Varoluşsal Yalnızlık türünü duygusal yalnızlıktan ayıran önemli bir özellik var; ilişkiler iyi, iletişimle ilgili bir sıkıntı yok ama koca bir boşluk ve bunaltı insanın zihnini esir alır. Burada asıl mihenk taşı kişinin hayatı ve hayatını anlamlı bulamaması, kim olduğunu ve hayatı sorgulamasıdır. İçsel yalnızlık, anlam arayışıyla ortaya çıkan bir yalnızlıktır. Kişi hayata ve kendi hayatına anlam ve değer katmaya başladığında bu yalnızlık yerini huzura ve sükûnete bırakır. Varoluşsal yalnızlığı bir süreç olarak düşünmek daha uygun olur.

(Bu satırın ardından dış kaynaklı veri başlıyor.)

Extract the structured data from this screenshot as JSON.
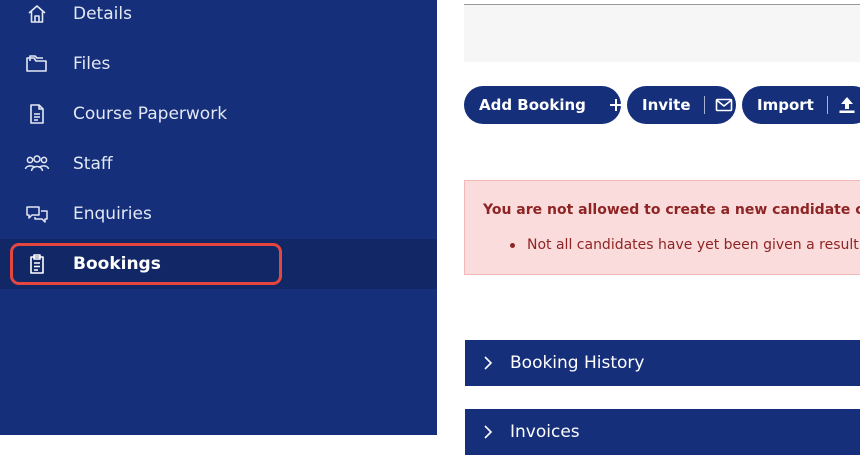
{
  "sidebar": {
    "items": [
      {
        "label": "Details",
        "icon": "home-icon"
      },
      {
        "label": "Files",
        "icon": "folder-icon"
      },
      {
        "label": "Course Paperwork",
        "icon": "document-icon"
      },
      {
        "label": "Staff",
        "icon": "users-icon"
      },
      {
        "label": "Enquiries",
        "icon": "chat-icon"
      },
      {
        "label": "Bookings",
        "icon": "clipboard-icon",
        "active": true
      }
    ]
  },
  "toolbar": {
    "add_booking_label": "Add Booking",
    "invite_label": "Invite",
    "import_label": "Import"
  },
  "alert": {
    "title": "You are not allowed to create a new candidate cours",
    "items": [
      "Not all candidates have yet been given a result o"
    ]
  },
  "sections": [
    {
      "label": "Booking History"
    },
    {
      "label": "Invoices"
    }
  ],
  "colors": {
    "sidebar_bg": "#152f7a",
    "active_bg": "#112766",
    "highlight": "#e5473f",
    "alert_bg": "#fbdcdc",
    "alert_text": "#8f2424",
    "button_bg": "#152f7a"
  }
}
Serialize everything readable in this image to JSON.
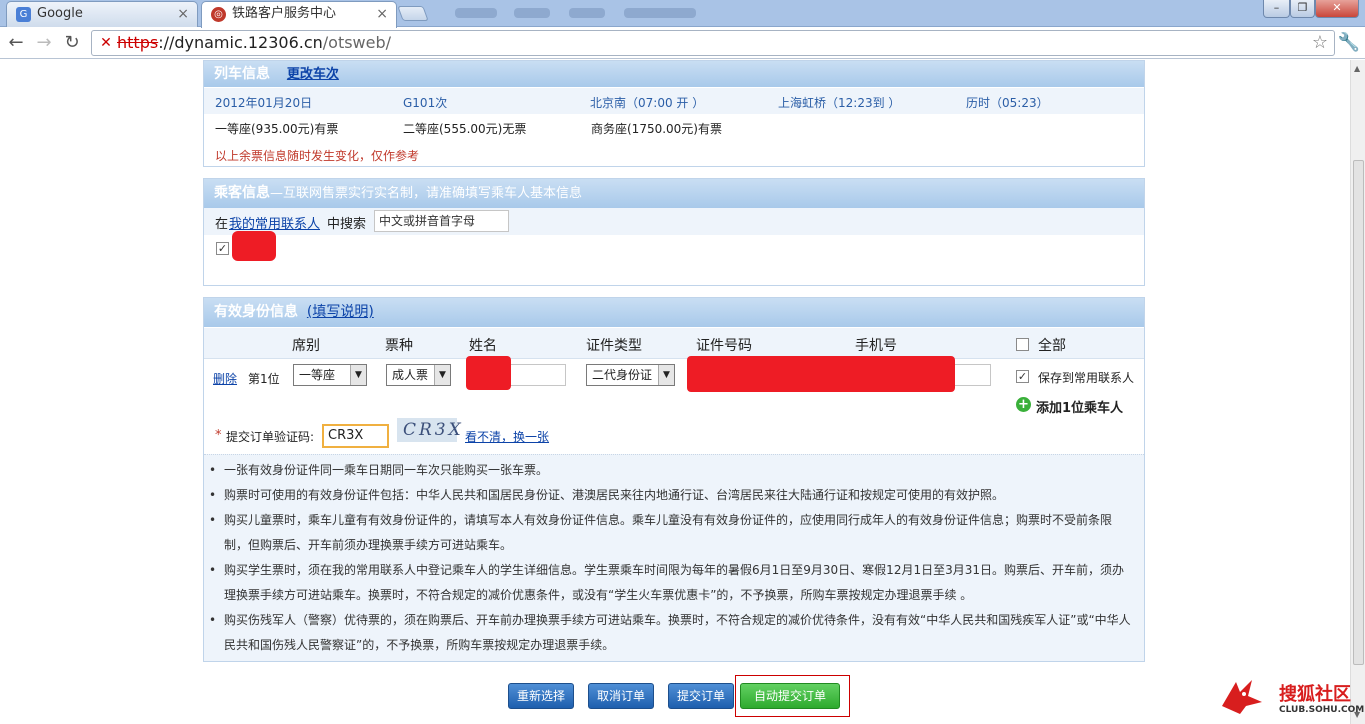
{
  "browser": {
    "tabs": [
      {
        "title": "Google",
        "icon": "google-favicon"
      },
      {
        "title": "铁路客户服务中心",
        "icon": "railway-favicon"
      }
    ],
    "tab_close": "×",
    "url_protocol": "https",
    "url_host": "://dynamic.12306.cn",
    "url_path": "/otsweb/",
    "window_buttons": [
      "–",
      "❐",
      "✕"
    ]
  },
  "train_info": {
    "header": "列车信息",
    "change_link": "更改车次",
    "date": "2012年01月20日",
    "train_no": "G101次",
    "depart": "北京南（07:00 开 ）",
    "arrive": "上海虹桥（12:23到 ）",
    "duration": "历时（05:23）",
    "seats": [
      "一等座(935.00元)有票",
      "二等座(555.00元)无票",
      "商务座(1750.00元)有票"
    ],
    "notice": "以上余票信息随时发生变化，仅作参考"
  },
  "passenger_info": {
    "header": "乘客信息",
    "subheader": "—互联网售票实行实名制，请准确填写乘车人基本信息",
    "search_prefix": "在",
    "search_link": "我的常用联系人",
    "search_suffix": "中搜索",
    "search_placeholder": "中文或拼音首字母"
  },
  "id_info": {
    "header": "有效身份信息",
    "help_link": "(填写说明)",
    "columns": [
      "席别",
      "票种",
      "姓名",
      "证件类型",
      "证件号码",
      "手机号"
    ],
    "select_all": "全部",
    "row": {
      "delete": "删除",
      "position": "第1位",
      "seat": "一等座",
      "ticket_type": "成人票",
      "id_type": "二代身份证",
      "save_contact": "保存到常用联系人"
    },
    "add_passenger": "添加1位乘车人",
    "captcha_label": "提交订单验证码:",
    "captcha_value": "CR3X",
    "captcha_image_text": "CR3X",
    "captcha_refresh": "看不清，换一张"
  },
  "notes": [
    "一张有效身份证件同一乘车日期同一车次只能购买一张车票。",
    "购票时可使用的有效身份证件包括：中华人民共和国居民身份证、港澳居民来往内地通行证、台湾居民来往大陆通行证和按规定可使用的有效护照。",
    "购买儿童票时，乘车儿童有有效身份证件的，请填写本人有效身份证件信息。乘车儿童没有有效身份证件的，应使用同行成年人的有效身份证件信息；购票时不受前条限制，但购票后、开车前须办理换票手续方可进站乘车。",
    "购买学生票时，须在我的常用联系人中登记乘车人的学生详细信息。学生票乘车时间限为每年的暑假6月1日至9月30日、寒假12月1日至3月31日。购票后、开车前，须办理换票手续方可进站乘车。换票时，不符合规定的减价优惠条件，或没有“学生火车票优惠卡”的，不予换票，所购车票按规定办理退票手续 。",
    "购买伤残军人（警察）优待票的，须在购票后、开车前办理换票手续方可进站乘车。换票时，不符合规定的减价优待条件，没有有效“中华人民共和国残疾军人证”或“中华人民共和国伤残人民警察证”的，不予换票，所购车票按规定办理退票手续。"
  ],
  "buttons": {
    "reselect": "重新选择",
    "cancel": "取消订单",
    "submit": "提交订单",
    "auto_submit": "自动提交订单"
  },
  "watermark": {
    "brand": "搜狐社区",
    "domain": "CLUB.SOHU.COM"
  },
  "colors": {
    "header_blue": "#a8c9ea",
    "redaction": "#ee1c25",
    "auto_submit_green": "#2eaa2e"
  }
}
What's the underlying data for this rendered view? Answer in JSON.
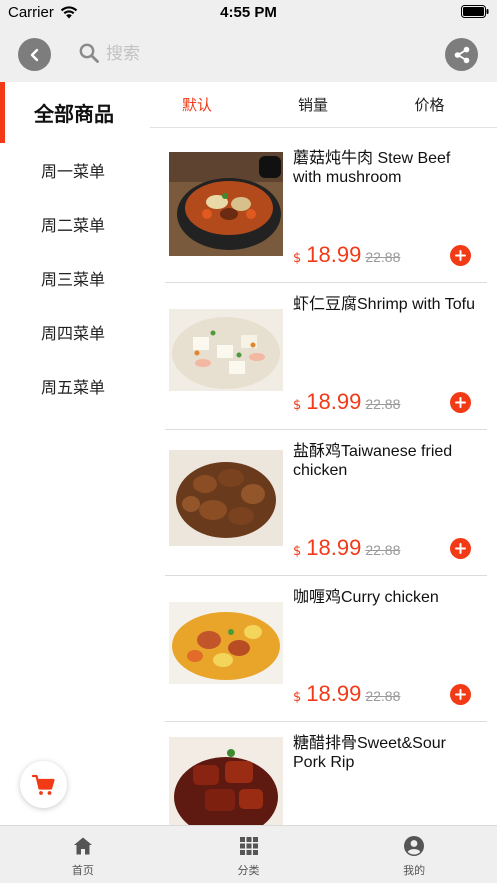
{
  "status_bar": {
    "carrier": "Carrier",
    "time": "4:55 PM"
  },
  "header": {
    "search_placeholder": "搜索",
    "back_icon": "chevron-left-icon",
    "share_icon": "share-icon",
    "bar_color": "#efefef",
    "button_color": "#7d7d7d"
  },
  "sidebar": {
    "all_label": "全部商品",
    "items": [
      {
        "label": "周一菜单"
      },
      {
        "label": "周二菜单"
      },
      {
        "label": "周三菜单"
      },
      {
        "label": "周四菜单"
      },
      {
        "label": "周五菜单"
      }
    ]
  },
  "sort_tabs": [
    {
      "label": "默认",
      "active": true
    },
    {
      "label": "销量",
      "active": false
    },
    {
      "label": "价格",
      "active": false
    }
  ],
  "products": [
    {
      "name": "蘑菇炖牛肉 Stew Beef with mushroom",
      "currency": "$",
      "price": "18.99",
      "original_price": "22.88"
    },
    {
      "name": "虾仁豆腐Shrimp with Tofu",
      "currency": "$",
      "price": "18.99",
      "original_price": "22.88"
    },
    {
      "name": "盐酥鸡Taiwanese fried chicken",
      "currency": "$",
      "price": "18.99",
      "original_price": "22.88"
    },
    {
      "name": "咖喱鸡Curry chicken",
      "currency": "$",
      "price": "18.99",
      "original_price": "22.88"
    },
    {
      "name": "糖醋排骨Sweet&Sour Pork Rip",
      "currency": "$",
      "price": "",
      "original_price": ""
    }
  ],
  "cart": {
    "icon": "shopping-cart-icon"
  },
  "bottom_nav": [
    {
      "label": "首页",
      "icon": "home-icon"
    },
    {
      "label": "分类",
      "icon": "grid-icon"
    },
    {
      "label": "我的",
      "icon": "user-icon"
    }
  ],
  "colors": {
    "accent": "#f23a17",
    "strike_price": "#9a9a9a",
    "divider": "#dcdcdc"
  }
}
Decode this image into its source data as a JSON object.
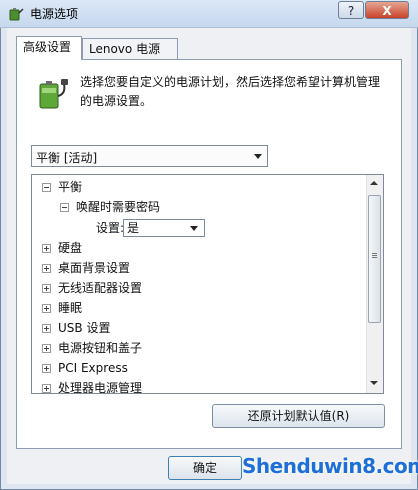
{
  "window": {
    "title": "电源选项",
    "help_label": "?",
    "close_label": "X"
  },
  "tabs": [
    {
      "label": "高级设置"
    },
    {
      "label": "Lenovo 电源管理"
    }
  ],
  "description": "选择您要自定义的电源计划，然后选择您希望计算机管理的电源设置。",
  "plan_select": {
    "value": "平衡 [活动]"
  },
  "tree": {
    "items": [
      {
        "label": "平衡",
        "expander": "minus"
      },
      {
        "label": "唤醒时需要密码",
        "expander": "minus"
      },
      {
        "label": "设置:",
        "value": "是"
      },
      {
        "label": "硬盘",
        "expander": "plus"
      },
      {
        "label": "桌面背景设置",
        "expander": "plus"
      },
      {
        "label": "无线适配器设置",
        "expander": "plus"
      },
      {
        "label": "睡眠",
        "expander": "plus"
      },
      {
        "label": "USB 设置",
        "expander": "plus"
      },
      {
        "label": "电源按钮和盖子",
        "expander": "plus"
      },
      {
        "label": "PCI Express",
        "expander": "plus"
      },
      {
        "label": "处理器电源管理",
        "expander": "plus"
      }
    ]
  },
  "buttons": {
    "restore": "还原计划默认值(R)",
    "ok": "确定"
  },
  "watermark": "Shenduwin8.com"
}
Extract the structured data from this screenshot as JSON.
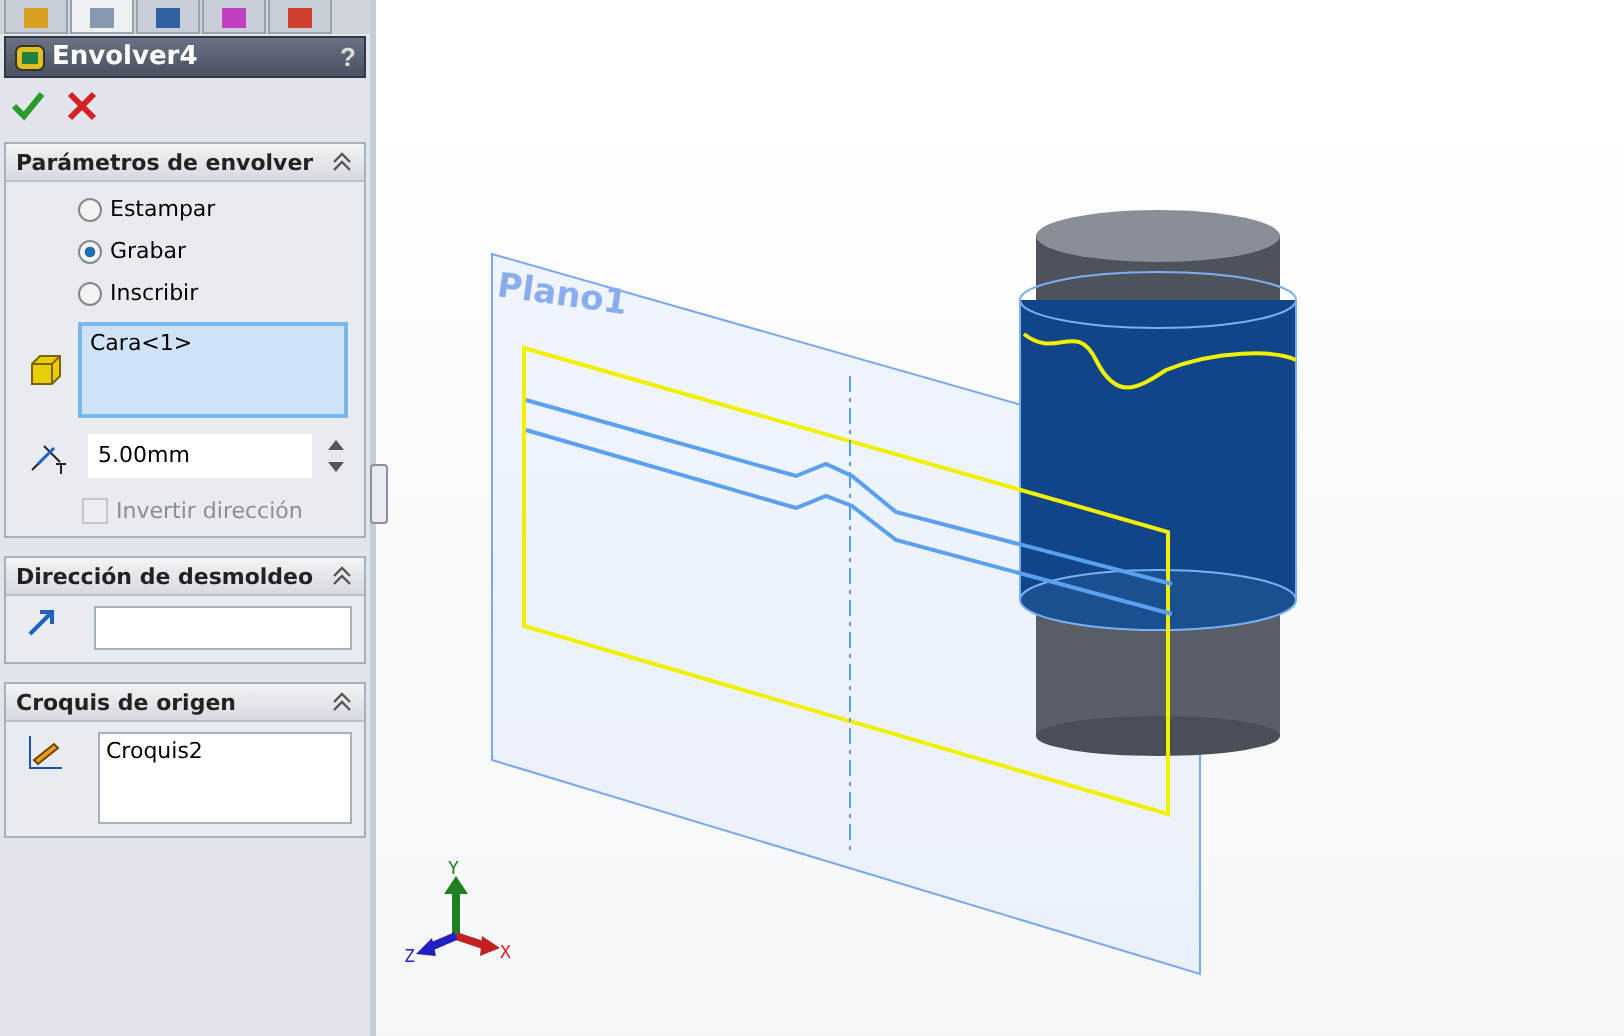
{
  "tabs": [
    {
      "selected": false
    },
    {
      "selected": true
    },
    {
      "selected": false
    },
    {
      "selected": false
    },
    {
      "selected": false
    }
  ],
  "feature": {
    "title": "Envolver4",
    "help": "?"
  },
  "groups": [
    {
      "kind": "params",
      "title": "Parámetros de envolver",
      "options": [
        {
          "label": "Estampar",
          "selected": false
        },
        {
          "label": "Grabar",
          "selected": true
        },
        {
          "label": "Inscribir",
          "selected": false
        }
      ],
      "face": "Cara<1>",
      "depth": "5.00mm",
      "reverse": {
        "label": "Invertir dirección",
        "checked": false,
        "disabled": true
      }
    },
    {
      "kind": "direction",
      "title": "Dirección de desmoldeo"
    },
    {
      "kind": "sketch",
      "title": "Croquis de origen",
      "value": "Croquis2"
    }
  ],
  "canvas": {
    "plane_label": "Plano1",
    "axes": {
      "y": "Y",
      "z": "Z",
      "x": "X"
    }
  }
}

Bu sürecin ne kadar süreceği kişiden kişiye değişiklik gösterir. Kimi zaman, ara ara kendi gösteren bir yapıyla zaman içinde kişinin anlam arayışını sürdürerek kendine bir yol bulmasını sağlar, kimi zaman da kısa bir dönemin ardından gelebilir. Ancak bu buhran içinde kaybolmak da olasıdır. Bu süreçte buhrana kendini bırakmak yerine araştırmacı bir tavır, kişinin benzer durumları yaşayan insanların bu süreci nasıl atlattığına ilişkin bilgiler edinmesi öngörü geliştirmesini sağlar, kişi aldığı bilgiler ışığında kendi ruhunda bir senteze ulaşarak kendi hayat anlamını oluşturur.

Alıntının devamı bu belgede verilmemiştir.